Single Point of Failureの排除
高可用性システムを構築するうえで、求められるもしくは目標とする可用性のレベルを把握することは重要です。これはすなわち、システムの稼働を阻害し得るさまざまな障害に対して、冗長構成をとることで稼働を継続したり、短い時間で稼働状態に復旧したりするなどの施策を費用対効果の面で検討し、システムを設計するということです。
Single Point of Failure(SPOF)とは、システム停止につながる部位を指す言葉であると第1回で解説しました。クラスタシステムではサーバの多重化を実現し、システムのSPOFを排除することができますが、共有ディスクなど、サーバ間で共有する部分についてはSPOFとなり得ます。この共有部分を多重化もしくは排除するようシステム設計することが、高可用性システム構築の重要なポイントとなります。

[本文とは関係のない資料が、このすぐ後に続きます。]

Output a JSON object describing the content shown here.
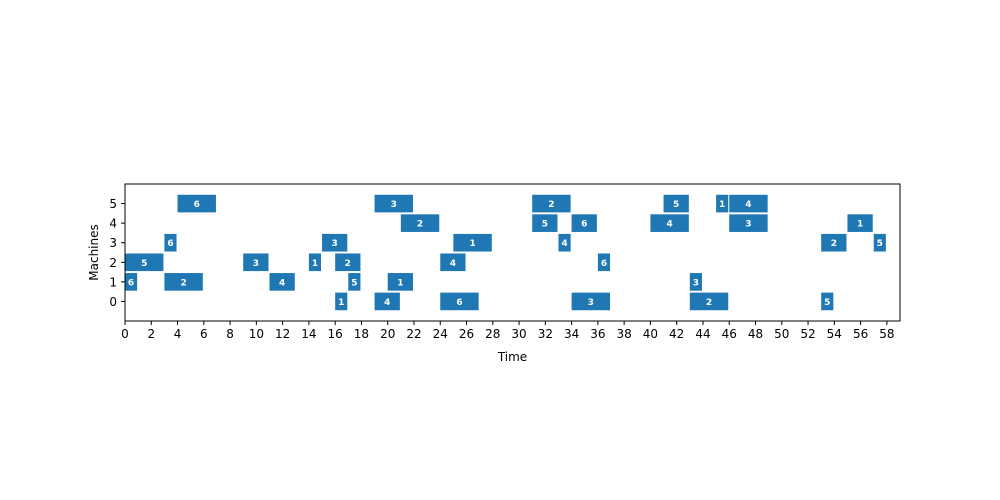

クラスタシステムは可用性を向上させますが、前回書いたとおり、フェイルオーバーには数分程度のシステム切り替え時間が必要となります。従って、フェイルオーバー時間は可用性の低下要因の1つともいえます。このため、高可用性システムでは、まず単体サーバの可用性を高めるECCメモリや冗長電源などの技術が本来重要なのですが、ここでは単体サーバの可用性向上技術には触れず、クラスタシステムにおいてSPOFとなりがちな下記の3つについて掘り下げて、どのような対策があるか見ていきたいと思います。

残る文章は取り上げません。